Monday was Rosh Hashana dinner at my parents’ house across town, and as I was leaving for the night, my mom, as she is wont to do, shoved a fully wrapped, untouched round challah into my hands. “Take it!” The first thing I thought was not thank you or are you sure you don’t want it but cinnamon-apple bread pudding.
The vision was almost divine in its clarity, so the next day, I sliced my loaf into a few pieces (to allow for some staleness to settle in; always the best kind of bread for this dessert) left it on the cutting board, and headed off to work for a few hours. I dug up the simplest bread pudding template I could find, and all day thought about how I was going to tweak the recipe so that it had that nice custardy texture broken up by a slightly crunchy-tender apple here and there. How does a craving seed just get planted like this? I’ll never understand it.
I don’t want to bore you with too much wind-up here, but after baking my vision for a half hour, I decided it wasn’t golden enough on top so flipped on the broiler for some final toasting. I didn’t set the timer — I had been obsessing about this thing all day, it’s not like I was just going to forget about it and walk into the next room and get into a deep drill-down discussion on college applications with my high school senior, you know? Who would do that during a one-minute broil?
Mom, I’m so sorry I wasted your beautiful challah!
The good news is that I doubled down on my determination and made it again the next night. Even though I had to swing by Trader Joe’s to pick up another challah, and decided to add an egg, and switch the baking dish size to allow for more “soakage,” it was still by all accounts super easy to throw together and delicious. More important, maybe, the whole house smelled like fall.
Cinnamon-Apple Bread Pudding
3 tablespoons butter, plus more for pan-greasing
2 cups whole milk
1 teaspoon vanilla extract
1 teaspoon cinnamon
1/3 cup sugar
5 cups cubed bread (such as challah), preferably a little stale
3 small-medium apples, peeled and cubed
3 eggs, beaten
powdered sugar, for garnish
Preheat oven to 350°F. Melt butter in a small saucepan set over medium-low heat.
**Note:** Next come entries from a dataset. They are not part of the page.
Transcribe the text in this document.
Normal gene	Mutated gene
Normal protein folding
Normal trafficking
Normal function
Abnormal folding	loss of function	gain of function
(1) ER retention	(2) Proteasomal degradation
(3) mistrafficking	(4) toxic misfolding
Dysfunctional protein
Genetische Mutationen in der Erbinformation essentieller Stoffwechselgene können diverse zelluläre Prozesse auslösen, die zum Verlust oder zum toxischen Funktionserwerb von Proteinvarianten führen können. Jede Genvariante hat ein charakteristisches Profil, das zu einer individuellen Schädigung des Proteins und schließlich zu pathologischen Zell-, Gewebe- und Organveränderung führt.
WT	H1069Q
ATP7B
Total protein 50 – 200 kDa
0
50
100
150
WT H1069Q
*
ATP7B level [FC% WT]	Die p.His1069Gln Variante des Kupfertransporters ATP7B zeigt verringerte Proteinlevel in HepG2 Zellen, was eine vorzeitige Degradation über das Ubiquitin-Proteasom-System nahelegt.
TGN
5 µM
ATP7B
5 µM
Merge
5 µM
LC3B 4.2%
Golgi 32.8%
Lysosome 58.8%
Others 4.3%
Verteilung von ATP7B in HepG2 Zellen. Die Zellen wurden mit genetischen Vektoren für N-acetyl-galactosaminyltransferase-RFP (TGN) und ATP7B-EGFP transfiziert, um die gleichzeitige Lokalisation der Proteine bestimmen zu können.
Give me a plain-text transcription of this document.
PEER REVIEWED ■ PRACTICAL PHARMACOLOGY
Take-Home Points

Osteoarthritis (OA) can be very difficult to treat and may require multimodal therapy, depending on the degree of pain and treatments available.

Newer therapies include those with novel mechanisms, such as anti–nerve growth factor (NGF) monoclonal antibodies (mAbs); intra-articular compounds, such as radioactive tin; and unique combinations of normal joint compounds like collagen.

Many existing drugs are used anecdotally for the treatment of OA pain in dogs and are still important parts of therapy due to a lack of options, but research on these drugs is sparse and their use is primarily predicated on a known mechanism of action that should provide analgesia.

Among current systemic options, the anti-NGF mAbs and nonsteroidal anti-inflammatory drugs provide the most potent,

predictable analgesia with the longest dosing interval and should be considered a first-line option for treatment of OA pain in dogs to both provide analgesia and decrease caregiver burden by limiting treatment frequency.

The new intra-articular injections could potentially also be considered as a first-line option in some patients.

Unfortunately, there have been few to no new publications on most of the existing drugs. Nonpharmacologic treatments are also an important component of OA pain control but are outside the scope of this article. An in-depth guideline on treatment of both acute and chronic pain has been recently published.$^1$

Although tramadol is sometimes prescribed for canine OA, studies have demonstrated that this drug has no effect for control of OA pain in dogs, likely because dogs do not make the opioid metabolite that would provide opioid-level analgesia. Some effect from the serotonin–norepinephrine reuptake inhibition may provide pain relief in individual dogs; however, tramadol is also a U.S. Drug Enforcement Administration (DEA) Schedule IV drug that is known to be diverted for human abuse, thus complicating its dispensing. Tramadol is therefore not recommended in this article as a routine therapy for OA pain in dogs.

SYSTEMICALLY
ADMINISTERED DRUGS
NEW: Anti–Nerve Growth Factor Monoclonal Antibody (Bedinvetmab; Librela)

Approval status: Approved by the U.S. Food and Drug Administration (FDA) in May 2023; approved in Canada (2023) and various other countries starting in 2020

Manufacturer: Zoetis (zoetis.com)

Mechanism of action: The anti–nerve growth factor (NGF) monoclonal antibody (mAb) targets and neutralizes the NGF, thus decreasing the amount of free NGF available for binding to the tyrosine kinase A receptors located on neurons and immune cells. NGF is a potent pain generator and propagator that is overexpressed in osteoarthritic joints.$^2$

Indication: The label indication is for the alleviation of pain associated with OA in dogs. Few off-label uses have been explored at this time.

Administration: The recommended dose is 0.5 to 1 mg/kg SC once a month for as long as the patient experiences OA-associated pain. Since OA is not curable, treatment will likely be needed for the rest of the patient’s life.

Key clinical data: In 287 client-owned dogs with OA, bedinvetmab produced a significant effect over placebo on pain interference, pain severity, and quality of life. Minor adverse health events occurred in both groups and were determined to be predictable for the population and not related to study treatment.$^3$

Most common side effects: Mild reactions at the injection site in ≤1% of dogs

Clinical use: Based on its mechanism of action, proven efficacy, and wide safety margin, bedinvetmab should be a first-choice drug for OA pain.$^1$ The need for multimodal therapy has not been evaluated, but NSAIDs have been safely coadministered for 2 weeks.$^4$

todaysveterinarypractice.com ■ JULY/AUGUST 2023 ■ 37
Whisk in milk, vanilla, cinnamon, and sugar and heat until just warmed through. Remove saucepan from heat.
Butter a 9×9 baking dish. Add half the bread, layer with apples, then top with remaining bread.
Once milk mixture is cooled, whisk eggs into it. (If you are as impatient as I am and don’t want to wait for the milk to cool, you can also temper the eggs, by whisking about a 1/3 cup of the warm mixture into them, then whisking that egg mixture back into the saucepan. If that sounds confusing, just ignore this entire parenthetical.)
Pour milk-egg mixture over bread, making sure every cube is a little damp.
Bake 35-40 minutes. Broil for the last 2 or 3 if it doesn’t look toasty and golden enough. But don’t forget about the broiler.
Let cool on a rack. Once it has mostly cooled, sprinkle generously with powdered sugar. It’s really delicious served warm (and with ice cream, natch), but room temp is fine, too.